Sarah-Fay Plourde, l’organisatrice du Défi têtes rasées qui a eu lieu à l’École polyvalente Arvida, est bien fière du succès de son projet intégrateur.

École polyvalente Arvida: 40 personnes relèvent le Défi têtes rasées

Le 18 avril, 35 jeunes et cinq adultes de l’École polyvalente d’Arvida ont relevé le Défi têtes rasées au profit de Leucan.

« Chaque participant devait ramasser au minimum 50 $. Elie Gagné, une élève de première secondaire, a ramassé 2106 $, à elle seule », mentionne l’organisatrice de l’événement, Sarah-Fay Plourde. À la suite de cet événement, un montant de 12 330 $ a été remis pour les enfants du Saguenay–Lac-Saint-Jean atteints de cancer, et plus de 250 personnes sont venues encourager les participants.

Sarah-Fay est l’instigatrice de ce projet rassembleur. « En cinquième secondaire, on a un cours de projet intégrateur dans lequel il faut réaliser un projet personnel d’une trentaine d’heures pendant notre dernière année scolaire.
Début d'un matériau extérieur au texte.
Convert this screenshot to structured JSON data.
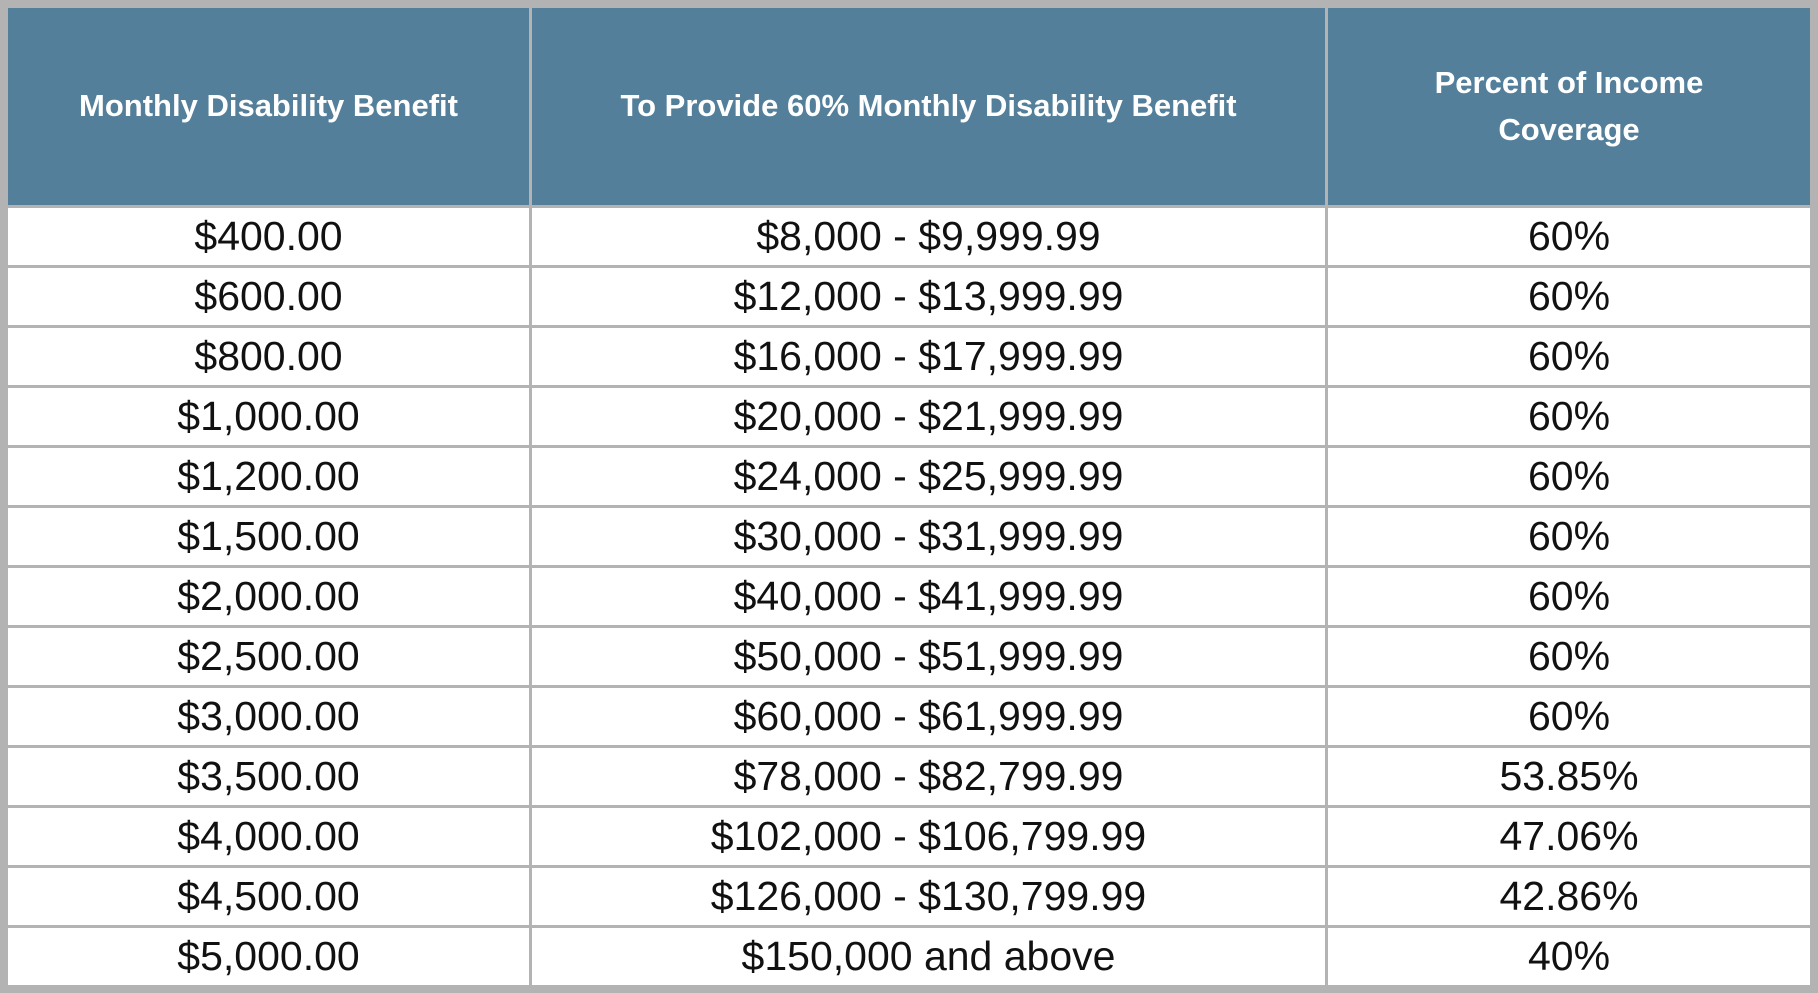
{
  "table": {
    "header": [
      "Monthly Disability Benefit",
      "To Provide 60% Monthly Disability Benefit",
      "Percent of Income Coverage"
    ],
    "rows": [
      [
        "$400.00",
        "$8,000 - $9,999.99",
        "60%"
      ],
      [
        "$600.00",
        "$12,000 - $13,999.99",
        "60%"
      ],
      [
        "$800.00",
        "$16,000 - $17,999.99",
        "60%"
      ],
      [
        "$1,000.00",
        "$20,000 - $21,999.99",
        "60%"
      ],
      [
        "$1,200.00",
        "$24,000 - $25,999.99",
        "60%"
      ],
      [
        "$1,500.00",
        "$30,000 - $31,999.99",
        "60%"
      ],
      [
        "$2,000.00",
        "$40,000 - $41,999.99",
        "60%"
      ],
      [
        "$2,500.00",
        "$50,000 - $51,999.99",
        "60%"
      ],
      [
        "$3,000.00",
        "$60,000 - $61,999.99",
        "60%"
      ],
      [
        "$3,500.00",
        "$78,000 - $82,799.99",
        "53.85%"
      ],
      [
        "$4,000.00",
        "$102,000 - $106,799.99",
        "47.06%"
      ],
      [
        "$4,500.00",
        "$126,000 - $130,799.99",
        "42.86%"
      ],
      [
        "$5,000.00",
        "$150,000 and above",
        "40%"
      ]
    ]
  }
}
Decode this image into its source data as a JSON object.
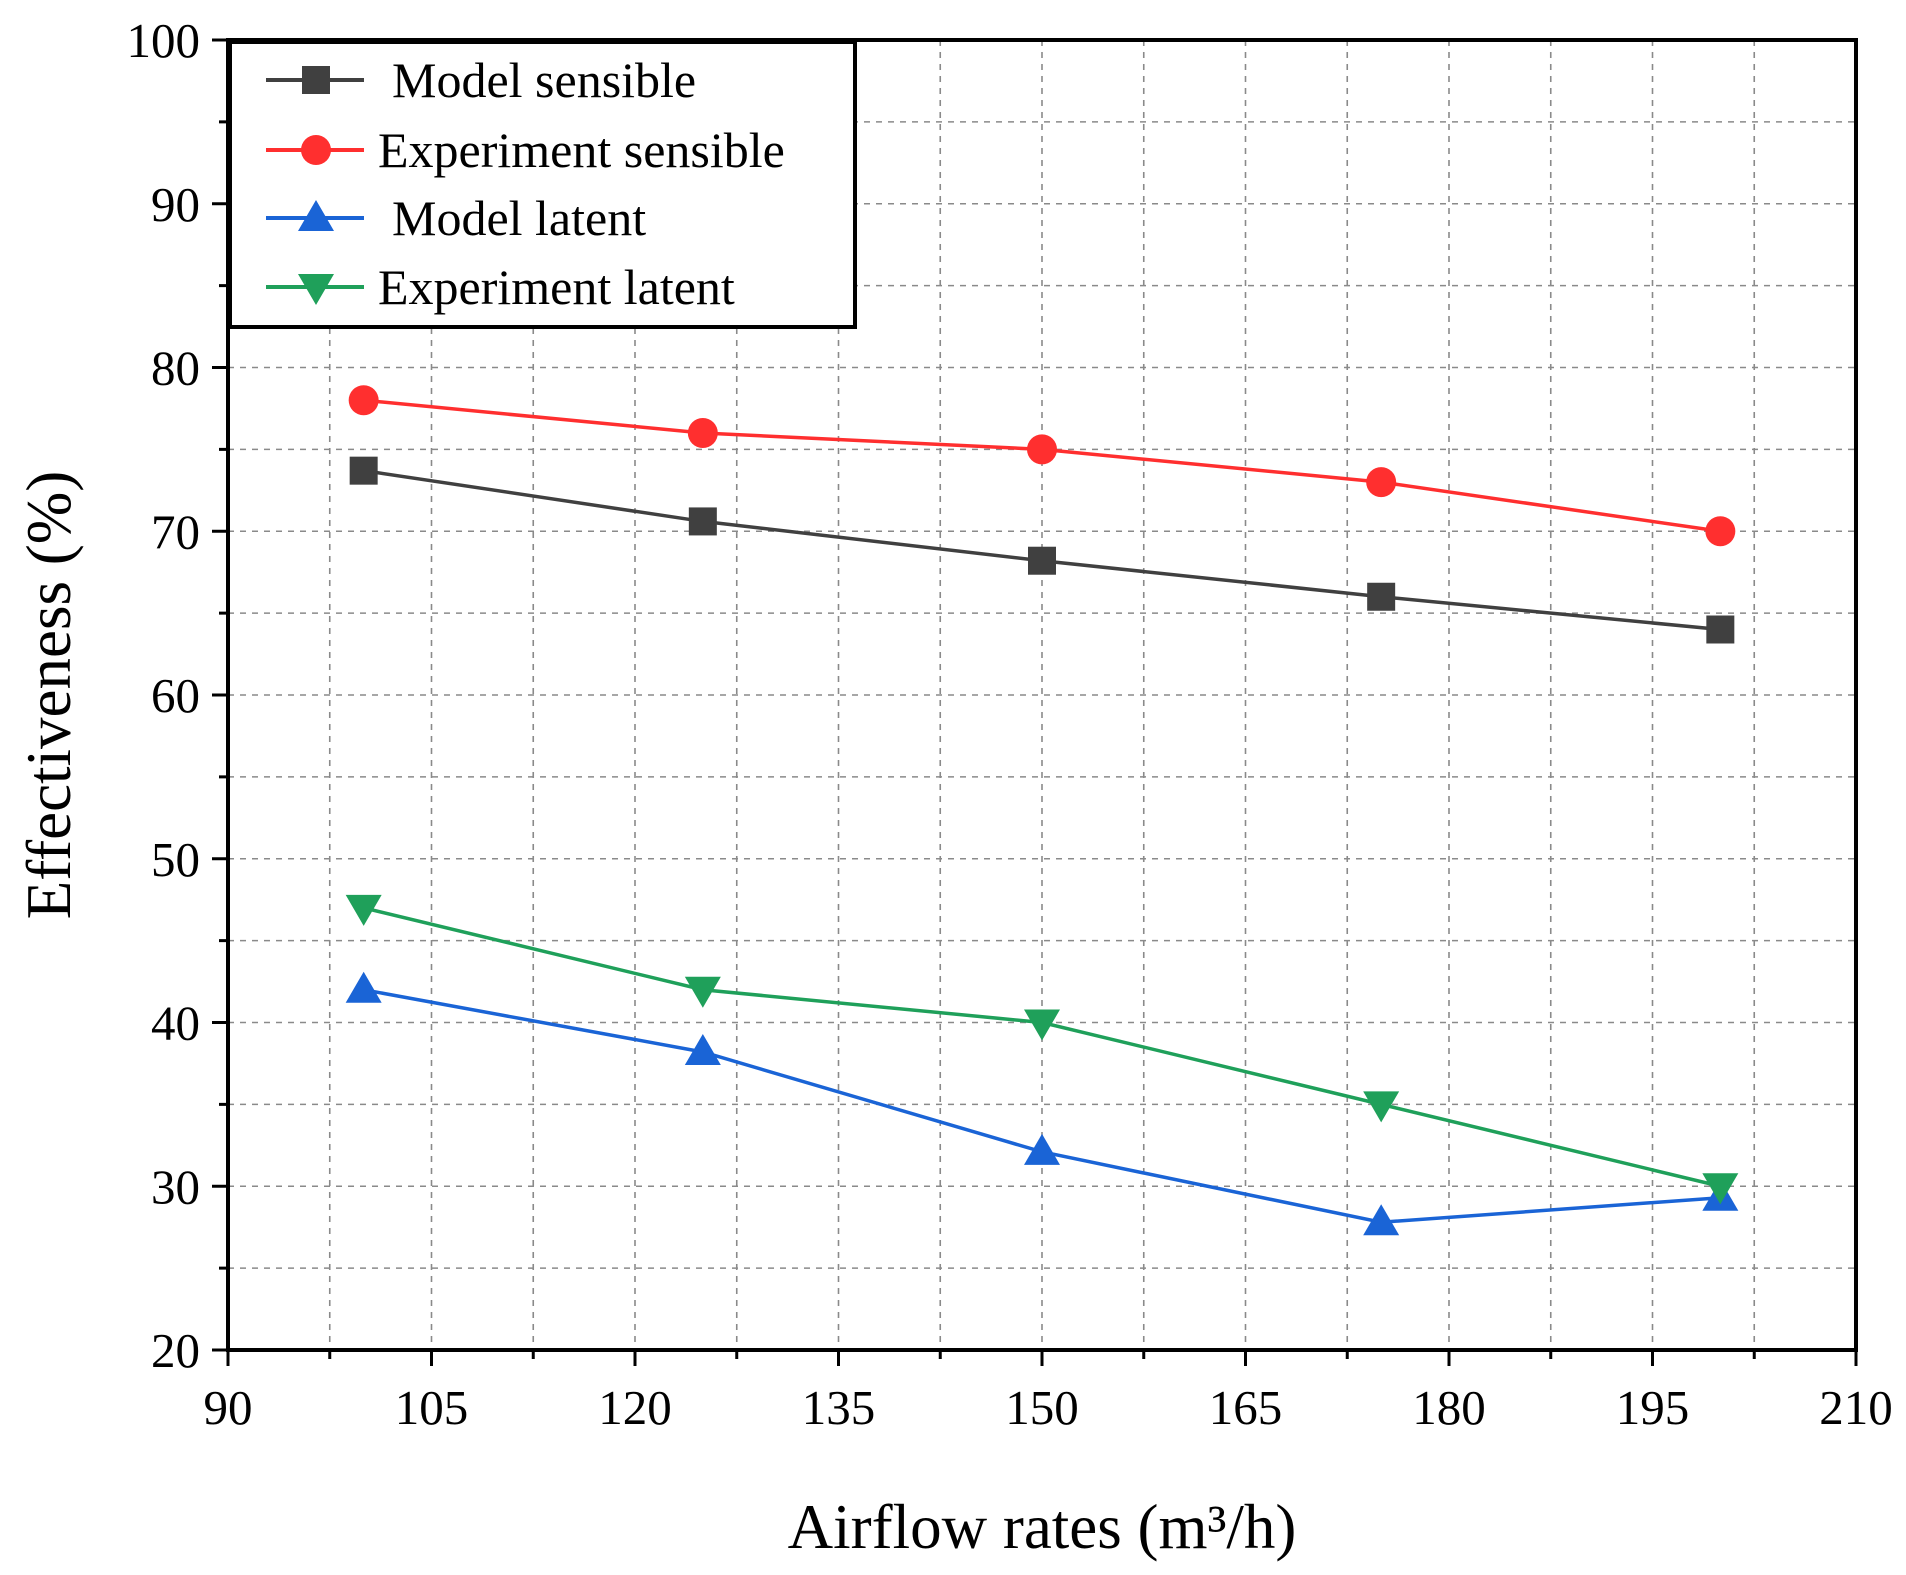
{
  "chart_data": {
    "type": "line",
    "title": "",
    "xlabel": "Airflow rates (m³/h)",
    "ylabel": "Effectiveness (%)",
    "xlim": [
      90,
      210
    ],
    "ylim": [
      20,
      100
    ],
    "x_ticks": [
      "90",
      "105",
      "120",
      "135",
      "150",
      "165",
      "180",
      "195",
      "210"
    ],
    "y_ticks": [
      "20",
      "30",
      "40",
      "50",
      "60",
      "70",
      "80",
      "90",
      "100"
    ],
    "grid": true,
    "legend_position": "top-left",
    "x": [
      100,
      125,
      150,
      175,
      200
    ],
    "series": [
      {
        "name": "Model sensible",
        "marker": "square",
        "color": "#404040",
        "values": [
          73.7,
          70.6,
          68.2,
          66.0,
          64.0
        ]
      },
      {
        "name": "Experiment sensible",
        "marker": "circle",
        "color": "#ff2f2f",
        "values": [
          78.0,
          76.0,
          75.0,
          73.0,
          70.0
        ]
      },
      {
        "name": "Model latent",
        "marker": "triangle-up",
        "color": "#1a64d6",
        "values": [
          42.0,
          38.2,
          32.1,
          27.8,
          29.3
        ]
      },
      {
        "name": "Experiment latent",
        "marker": "triangle-down",
        "color": "#1fa05a",
        "values": [
          47.0,
          42.0,
          40.0,
          35.0,
          30.0
        ]
      }
    ]
  }
}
On doit se fixer des objectifs et les atteindre en respectant le délai fixé », explique la jeune femme de 16 ans. 

Certains choisiront d’écrire un livre, de fabriquer un meuble, de peindre une toile ou de créer un événement comme l’a fait Sarah-Fay. « C’est le cours le plus le fun. Tout le monde aime ça, parce qu’on a plus d’autonomie », poursuit-elle. 

D’ailleurs, même si son projet est terminé, il n’est pas question de chômer le reste de l’année… « Ce cours est jumelé aux cours d’éthique et culture religieuse et de choix de carrière. Présentement, on apprend à faire un budget », précise l’élève qui s’apprête à vivre son bal des finissants les cheveux rasés ! 

Elle s’est donc lancée à pieds joints dans ce qui allait devenir l’organisation de son premier événement. « Je n’ai pas de personne autour de moi qui a eu le cancer, mais ça faisait longtemps que je voulais me faire raser les cheveux et je voulais le faire pour une bonne cause », souligne la jeune fille, qui a même assuré l’animation de la soirée. 

Jamais elle n’imaginait que ce défi allait prendre autant d’ampleur. « J’étais stressée d’animer devant autant de monde, mais plus la soirée avançait, plus j’étais à l’aise. J’ai même accordé des entrevues pour la radio et la télé, pour la première fois de ma vie », remarque-t-elle.

Déroulement

La soirée s’est déroulée de 18 h 30 à 21 h. Les participants, installés par groupe de six, étaient rasés par des étudiantes du Centre de formation professionnelle L’Oasis. Entre les vagues de rasage, des numéros de musique et des tirages divertissaient les spectateurs. « On avait aussi quatre exposants qui avaient accepté de présenter leurs projets intégrateurs », poursuit Sarah-Fay. Parmi les rasés, trois personnes, dont Charlie Baron Bouchard, un garçon qui ne s’était pas fait couper les cheveux depuis son entrée au secondaire, ont pu donner leur couette de cheveux de plus de huit pouces pour faire des perruques. « Certains moments étaient très émouvants, surtout quand Romy Sasseville et sa tante Nancy Kearney, qui venait d’être guérie du cancer, se sont fait raser ensemble », se remémore l’organisatrice.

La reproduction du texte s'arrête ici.